Alice e seu amigo, o Coelho Branco, levados pelo vento,

Foram parar na Terra do Encanto, um lugar novo,

Mas que ela já conhecia- só não lembrar podia.

Os dois estavam com medo da Tormenta Azul

Que do Norte soprava- o Duque, do seu palácio,

Com palavras mágicas

Em vão tentava dissipá-la.

Alice viu que Licea, sua irmã,

De alquimia estudante, ao lado dele gritava:

-Vá embora, tempestade! Deixe em paz nosso mundo!

Não leve minha irmã mais nova para a Terra do Encanto-

Prometo que serei mais uma vez boazinha!

-De nada adianta, bobinha!-

Disse o trovão. Com magia não se brinca,

Já dizia Tamerlão.

Agora ela se foi para sempre, para um país

Maravilhoso e feliz.

Alice, disse o Coelho Branco,estou com muita pressa.

Vou embora, mas nos veremos de novo aqui, amanhã,

Na hora em que o dia começa.

-Mas vou ficar sozinha, assim, nesta Terra?

-Claro, amiga! Todo encanto que começa encerra!

Não fique preocupada, cuide só de uma coisa:

Não tropece de jeito nenhum!

-E se eu tropeçar, que acontece?

-A Rainha Má aparece.

-Quem ela é?

-Já disse: A Rainha Má.

-Então...

-Obedeça e vá por ali.

-Por este caminho?

-Sim, o que leva ao Moinho.

E ele desapareceu. Alice seguiu com lentos passos

Pela estrada banhada de luz

Até dar com um vale coberto de nuvens

Brancas como algodão em maços.

Lá estava o Moinho, girando.

A menina foi se aproximando,

Sem ver que um sorriso a acompanhava.

-Alice!, disse o sorriso, que era de gato.

-Você sabe meu nome?

-Sei, sim, de fato.

-Como você sabe?

-Sei pois sou um sorriso. E sorrisos sabem muitas coisas. Além de, é claro, sorrir.

-Como faço para voltar pro meu mundo?

-Não sei.

-Mas eu pensei...

-Desde que fui do meu corpo separado,

Sem respostas para certas questões fiquei.

-Oh, quem fez isso?

-Fui pelo Duque de Trento amaldiçoado.

-Pensei que ele fosse bom.

-Bom? Não é, não. É um alquimista.

-E então?

-Nem bom nem mau ele é, sua essência é mista.

Mas, Alice, por ali não vá. É morte certa.

Procure o Colégio do Sul.

-Para onde ele fica?

-Ora, no Sul.

(É onde é menos azul).

-Obrigado, seu gato.

-Alice?

-Sim?

-Não tropece jamais.

E o Moinho foi ficando para trás.

Sozinha a menina seguiu

E, depois de horas e horas,

Dormiu. Sonhou com um homem

De corpo branco como o sal, que dizia:

-Alice, não esqueça que, na Terra do Encanto,

Não deve haver pranto. Nada tema, menina.

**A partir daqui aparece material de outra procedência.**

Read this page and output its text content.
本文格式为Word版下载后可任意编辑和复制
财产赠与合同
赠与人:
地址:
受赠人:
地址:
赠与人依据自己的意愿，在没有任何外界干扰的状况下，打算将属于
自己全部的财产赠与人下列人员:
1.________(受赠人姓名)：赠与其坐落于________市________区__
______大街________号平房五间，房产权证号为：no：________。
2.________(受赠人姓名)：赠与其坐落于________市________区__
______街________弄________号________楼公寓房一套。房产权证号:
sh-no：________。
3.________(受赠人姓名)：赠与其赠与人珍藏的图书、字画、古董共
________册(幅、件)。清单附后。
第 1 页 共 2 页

Deste país és verdadeira Rainha.

E ela despertou, já era meio-dia.

Ao longe, no meio dos prados, estava o Colégio do Sul:

Muitas crianças saíam para o almoço,

Com grande alvoroço. Sem dificuldade ela entrou.

O pátio coberto e vazio com estátuas de anjinhos nus

Amedrontou Alice. Tinha sede e bebeu de uma Fonte de água azul.

Subitamente sentiu que suas pernas cresciam, os braços, a esticar,

Tocavam o relógio da Torre Alta.

Estava imensa como um monte,

Lá de cima dava para ver o horizonte!

As crianças, ao retornar,

Gritavam: Olha, uma menina gigante!

Mas a sua mente rodava como um pião.

Pensando bem, era hilariante.

Com dificuldade, para não quebrar nada,

Alice saltou pela esplanada e correndo saiu

Daquele Colégio esquisito. Tão grande ela ficou

Que braços e pernas tocavam o infinito.

Viu que, além da Terra do Encanto, estava

O palácio do Duque alquimista.

Sua irmã Licea chorava,

Estava triste, pois da irmã não tinha uma pista.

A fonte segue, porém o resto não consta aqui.